I never read the article…but Sasha did, and so did my agent. They both informed me of the content, and my agent confirmed that no one was interested in working with me. I guess I was hoping no one in my hometown read it. But if my mother read it, then Sam certainly did. Oh God, I feel like a loser.
“I can clean up my image. My career isn’t dead.”
“Sweetie, please just cut your losses and come home.”
> “I can’t just come home with my tail between my legs. I’ll be a laughing stock…a pariah. I don’t want people whispering behind my back everywhere I go. Don’t you see mom, at least here I’m among people like me. People that screw up royally, but can get back in. There, I’ll just be a loser…a Hollywood whore.”
“Laurel, stop caring what other’s think. This town was so proud of you…”
“Yeah…well, ‘was’ being the operative word.
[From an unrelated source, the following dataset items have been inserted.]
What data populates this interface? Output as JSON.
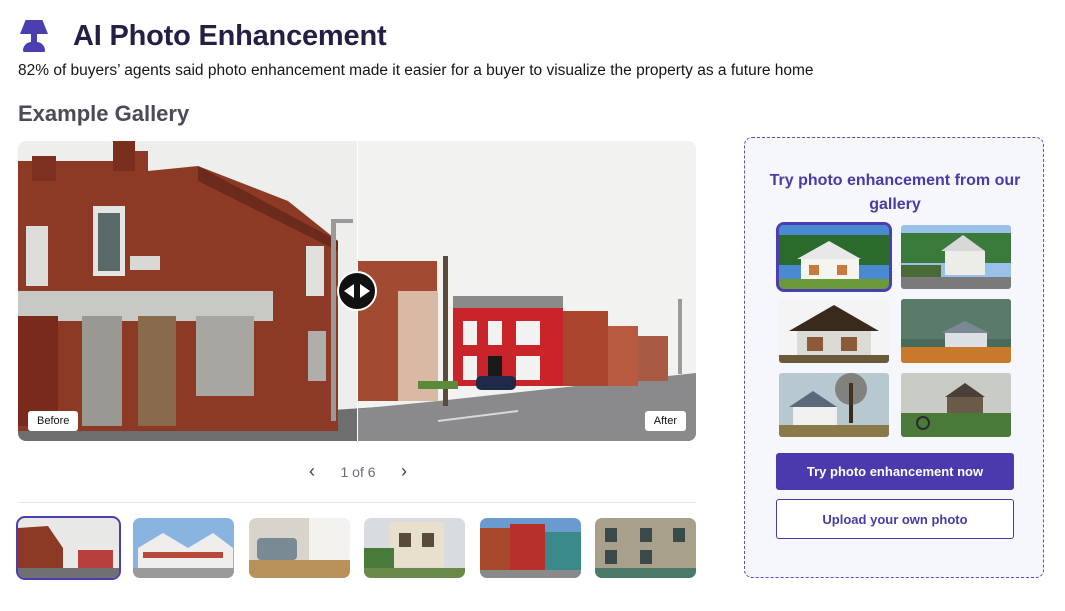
{
  "header": {
    "title": "AI Photo Enhancement",
    "icon": "lamp-icon",
    "subtitle": "82% of buyers’ agents said photo enhancement made it easier for a buyer to visualize the property as a future home"
  },
  "gallery": {
    "heading": "Example Gallery",
    "before_label": "Before",
    "after_label": "After",
    "pager_text": "1 of 6",
    "prev_icon": "chevron-left-icon",
    "next_icon": "chevron-right-icon",
    "selected_index": 0,
    "thumbnail_count": 6
  },
  "panel": {
    "title": "Try photo enhancement from our gallery",
    "selected_index": 0,
    "image_count": 6,
    "primary_button": "Try photo enhancement now",
    "secondary_button": "Upload your own photo"
  },
  "colors": {
    "accent": "#4a3fb0",
    "panel_bg": "#f6f6fd",
    "title_text": "#231f45"
  }
}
I’m pretty sure that’s changed.”
“Who cares if it has. I’m still proud of you. So is your father. Will you at least think about it?”
“Even if I do want to come home…there are too many loose ends I need to tie up.”
I hear her actually verbalize ‘Ugh,’ “Laurel, stop giving me these bullshit lame excuses. If there is nothing left in California for you now, then come home. Do what you set out to do after you graduated, open a practice or write another book. But please do it here and get out of that state. It is killing you.”
I’m silent for a moment because I know she’s right. I’ve been thinking about throwing in the towel, and why should I care about what anyone else thinks anyway? Plus, I miss my family and my hometown, but more than anything I miss Sam.
“Let me think about it. Give me the two weeks, and I’ll let you know when I see you in Florida.”
“Okay, sweetie. But please really think hard about coming home. I think you could have an amazing life here.”
I smile at her optimism. I really want to come home. I don’t need to think about it, but my pride won’t let me just relent at this moment. But at least in these two weeks, I can tie up a lot of ends. There is only one question left I need to ask.
“Is Sam coming to the graduation?”
“Of course she is.”
The smile on my face widens as my stomach twists with excitement. Two weeks and I’ll be face to face with the woman, I can finally let myself say it, I love.